Many private-sector organizations might object to the expanded profile for DHS provided in the bill, but Guy Churchward, the chief executive of LogLogic, an IT firm that helps businesses with compliance, log management and security events, argues that industry practices are still not consistently secure, and that there is an appropriate role for the government to play, so long as it narrowly focuses on risk, rather than compliance.
“While it might seem ‘big brother-ish’ to have the government create regulations for private infrastructure, we do need some intervention to strengthen the security posture of U.S. companies,” Churchward wrote in an email. “DHS can certainly drive the guidelines, but it’s also very important to provide the right type of help to companies to secure their infrastructure. We don’t need one more check-box type of regulation with unclear guidelines and more bureaucracy, followed by tactical purchasing of mediocre check-box products leaving yet more holes.”
In addition to the DHS language, which will likely garner the greatest opposition, the new bill contains a number of provisions to encourage companies and government agencies to share information about potential threats and attacks, including a liability shield to protect companies that participate in the so-called cyber exchanges from litigation.
The bill would also establish a system for authorizing private-sector entities to receive classified information about cyber threats from government authorities, seeking to address the perception that information sharing between industry and government is too often a one-way street.

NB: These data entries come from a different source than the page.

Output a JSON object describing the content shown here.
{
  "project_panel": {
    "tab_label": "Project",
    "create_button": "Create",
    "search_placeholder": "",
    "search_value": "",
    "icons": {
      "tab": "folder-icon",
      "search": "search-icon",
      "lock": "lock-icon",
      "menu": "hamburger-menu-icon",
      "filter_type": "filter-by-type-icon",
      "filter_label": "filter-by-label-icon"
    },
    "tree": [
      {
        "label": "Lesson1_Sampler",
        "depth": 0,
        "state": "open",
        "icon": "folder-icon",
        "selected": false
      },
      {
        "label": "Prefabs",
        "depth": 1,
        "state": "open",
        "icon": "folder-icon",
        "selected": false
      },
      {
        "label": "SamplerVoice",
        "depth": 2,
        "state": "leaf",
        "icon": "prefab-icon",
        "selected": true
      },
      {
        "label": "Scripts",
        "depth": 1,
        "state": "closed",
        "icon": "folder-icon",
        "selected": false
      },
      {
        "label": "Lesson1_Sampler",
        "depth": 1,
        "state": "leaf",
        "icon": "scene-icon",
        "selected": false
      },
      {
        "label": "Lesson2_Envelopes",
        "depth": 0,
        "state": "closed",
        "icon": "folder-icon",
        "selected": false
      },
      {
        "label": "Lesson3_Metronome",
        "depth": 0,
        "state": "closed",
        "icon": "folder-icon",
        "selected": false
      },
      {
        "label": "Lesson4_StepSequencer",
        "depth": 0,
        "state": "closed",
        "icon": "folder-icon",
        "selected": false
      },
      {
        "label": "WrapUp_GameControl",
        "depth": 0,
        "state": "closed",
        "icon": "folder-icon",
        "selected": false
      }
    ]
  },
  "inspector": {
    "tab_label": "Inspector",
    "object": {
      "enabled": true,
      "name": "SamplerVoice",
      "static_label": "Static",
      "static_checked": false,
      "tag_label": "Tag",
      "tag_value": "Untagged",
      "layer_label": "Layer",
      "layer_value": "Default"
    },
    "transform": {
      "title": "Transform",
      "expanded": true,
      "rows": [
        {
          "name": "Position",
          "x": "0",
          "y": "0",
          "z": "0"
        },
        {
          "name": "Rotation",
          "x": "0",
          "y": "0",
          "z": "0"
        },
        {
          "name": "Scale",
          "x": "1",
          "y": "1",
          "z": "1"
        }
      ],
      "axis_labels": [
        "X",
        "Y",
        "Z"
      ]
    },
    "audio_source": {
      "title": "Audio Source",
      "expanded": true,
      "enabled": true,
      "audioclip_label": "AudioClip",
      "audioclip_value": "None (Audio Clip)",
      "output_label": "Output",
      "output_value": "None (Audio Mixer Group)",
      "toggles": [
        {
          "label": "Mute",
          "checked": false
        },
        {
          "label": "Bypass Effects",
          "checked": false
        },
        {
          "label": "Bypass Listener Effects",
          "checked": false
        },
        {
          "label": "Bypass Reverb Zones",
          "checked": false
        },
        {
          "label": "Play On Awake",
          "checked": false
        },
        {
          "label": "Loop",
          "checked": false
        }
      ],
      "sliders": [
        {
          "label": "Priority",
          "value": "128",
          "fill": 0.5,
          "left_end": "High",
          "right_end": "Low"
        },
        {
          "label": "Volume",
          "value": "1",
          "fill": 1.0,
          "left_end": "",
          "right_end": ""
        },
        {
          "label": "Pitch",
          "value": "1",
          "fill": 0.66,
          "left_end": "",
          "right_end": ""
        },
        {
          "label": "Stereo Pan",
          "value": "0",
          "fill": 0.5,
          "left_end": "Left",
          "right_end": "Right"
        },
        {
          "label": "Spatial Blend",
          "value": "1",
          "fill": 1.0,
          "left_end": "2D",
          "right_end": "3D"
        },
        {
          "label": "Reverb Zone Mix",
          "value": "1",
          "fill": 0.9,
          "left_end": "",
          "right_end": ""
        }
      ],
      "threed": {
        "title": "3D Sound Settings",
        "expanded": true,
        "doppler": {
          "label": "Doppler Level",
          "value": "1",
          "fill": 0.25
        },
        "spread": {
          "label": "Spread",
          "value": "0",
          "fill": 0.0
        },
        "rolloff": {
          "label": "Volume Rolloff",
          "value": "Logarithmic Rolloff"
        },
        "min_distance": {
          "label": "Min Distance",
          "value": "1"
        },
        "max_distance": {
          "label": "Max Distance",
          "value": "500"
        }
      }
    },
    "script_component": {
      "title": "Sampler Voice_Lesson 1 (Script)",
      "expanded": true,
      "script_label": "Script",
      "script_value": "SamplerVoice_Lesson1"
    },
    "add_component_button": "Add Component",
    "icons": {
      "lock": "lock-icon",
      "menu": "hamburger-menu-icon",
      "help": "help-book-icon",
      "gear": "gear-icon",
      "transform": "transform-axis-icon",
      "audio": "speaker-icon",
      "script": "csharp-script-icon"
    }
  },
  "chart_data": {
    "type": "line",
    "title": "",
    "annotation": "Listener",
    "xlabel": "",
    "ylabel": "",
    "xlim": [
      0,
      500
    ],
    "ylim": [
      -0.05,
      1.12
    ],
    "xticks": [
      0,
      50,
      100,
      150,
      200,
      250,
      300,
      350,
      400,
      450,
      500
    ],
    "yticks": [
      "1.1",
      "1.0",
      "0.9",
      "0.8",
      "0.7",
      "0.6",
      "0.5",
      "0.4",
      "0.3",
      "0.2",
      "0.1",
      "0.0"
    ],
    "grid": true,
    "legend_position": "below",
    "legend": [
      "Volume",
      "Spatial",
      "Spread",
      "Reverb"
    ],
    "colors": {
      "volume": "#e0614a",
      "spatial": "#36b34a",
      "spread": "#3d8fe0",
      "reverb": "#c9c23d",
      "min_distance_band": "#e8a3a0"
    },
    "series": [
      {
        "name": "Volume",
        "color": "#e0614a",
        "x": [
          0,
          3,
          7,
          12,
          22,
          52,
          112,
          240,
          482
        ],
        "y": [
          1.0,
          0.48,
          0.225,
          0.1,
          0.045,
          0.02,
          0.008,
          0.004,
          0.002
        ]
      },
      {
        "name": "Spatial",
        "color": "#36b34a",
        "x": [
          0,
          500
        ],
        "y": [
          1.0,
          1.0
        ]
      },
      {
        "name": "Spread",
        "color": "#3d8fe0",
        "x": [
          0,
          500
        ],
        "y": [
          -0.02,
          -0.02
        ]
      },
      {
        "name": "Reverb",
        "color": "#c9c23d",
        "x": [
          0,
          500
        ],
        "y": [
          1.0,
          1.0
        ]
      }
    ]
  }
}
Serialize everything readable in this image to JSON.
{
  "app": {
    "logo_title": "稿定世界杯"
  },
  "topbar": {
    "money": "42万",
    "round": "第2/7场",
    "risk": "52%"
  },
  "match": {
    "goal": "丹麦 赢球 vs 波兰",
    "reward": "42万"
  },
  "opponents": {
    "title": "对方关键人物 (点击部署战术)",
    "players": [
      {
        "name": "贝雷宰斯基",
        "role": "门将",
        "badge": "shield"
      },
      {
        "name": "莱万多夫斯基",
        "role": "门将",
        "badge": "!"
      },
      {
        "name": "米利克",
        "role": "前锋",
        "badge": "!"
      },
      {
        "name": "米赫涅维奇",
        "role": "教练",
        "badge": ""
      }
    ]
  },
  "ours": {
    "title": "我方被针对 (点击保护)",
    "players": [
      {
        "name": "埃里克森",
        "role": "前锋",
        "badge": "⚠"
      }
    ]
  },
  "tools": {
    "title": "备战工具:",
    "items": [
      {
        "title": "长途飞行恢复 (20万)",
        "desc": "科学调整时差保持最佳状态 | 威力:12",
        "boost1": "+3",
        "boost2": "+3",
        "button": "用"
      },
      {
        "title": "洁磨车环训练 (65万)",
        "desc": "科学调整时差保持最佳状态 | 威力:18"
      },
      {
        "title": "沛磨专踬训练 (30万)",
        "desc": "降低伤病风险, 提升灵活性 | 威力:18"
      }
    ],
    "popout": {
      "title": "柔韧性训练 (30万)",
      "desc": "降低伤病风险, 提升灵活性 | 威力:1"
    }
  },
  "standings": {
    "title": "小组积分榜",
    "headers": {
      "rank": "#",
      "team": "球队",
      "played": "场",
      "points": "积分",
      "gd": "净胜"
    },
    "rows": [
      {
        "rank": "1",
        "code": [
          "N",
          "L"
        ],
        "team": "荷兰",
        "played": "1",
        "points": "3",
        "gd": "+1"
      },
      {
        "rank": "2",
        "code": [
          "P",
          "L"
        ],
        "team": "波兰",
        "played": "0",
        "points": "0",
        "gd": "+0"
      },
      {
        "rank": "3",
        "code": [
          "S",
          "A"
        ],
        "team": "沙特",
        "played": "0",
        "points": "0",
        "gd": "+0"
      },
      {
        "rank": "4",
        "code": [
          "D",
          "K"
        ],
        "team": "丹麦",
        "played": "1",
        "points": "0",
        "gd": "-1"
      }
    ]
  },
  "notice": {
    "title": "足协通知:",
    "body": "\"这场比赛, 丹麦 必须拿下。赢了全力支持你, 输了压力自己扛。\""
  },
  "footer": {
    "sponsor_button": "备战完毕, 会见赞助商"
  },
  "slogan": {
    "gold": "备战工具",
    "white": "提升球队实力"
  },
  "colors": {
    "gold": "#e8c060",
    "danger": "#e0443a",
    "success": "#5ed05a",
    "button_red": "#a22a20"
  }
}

McAfee’s Gann said that he is encouraged by the emergence of new technologies that have enabled government agencies and others to share pertinent threat data while scrubbing information about its source and the method by which it was acquired, a development that, coupled with new legislation, could help thaw the culture of secrecy at the agencies on the front lines of cybersecurity.
“I think the technology is maturing, and as the legal regime matures hopefully both can intersect,” he said.
Additionally, the Cybersecurity Act would entail a number of reforms to the Federal Information Security Management Act, the statute mandating the security standards for government IT systems that many observers say has fallen severely out of date. In amending the FISMA process, the bill would require the federal government to develop a new risk-based method of evaluation within its procurement process.
Other provisions of the legislation would seek to expand the number of qualified cybersecurity workers and boost the research and development of security technologies.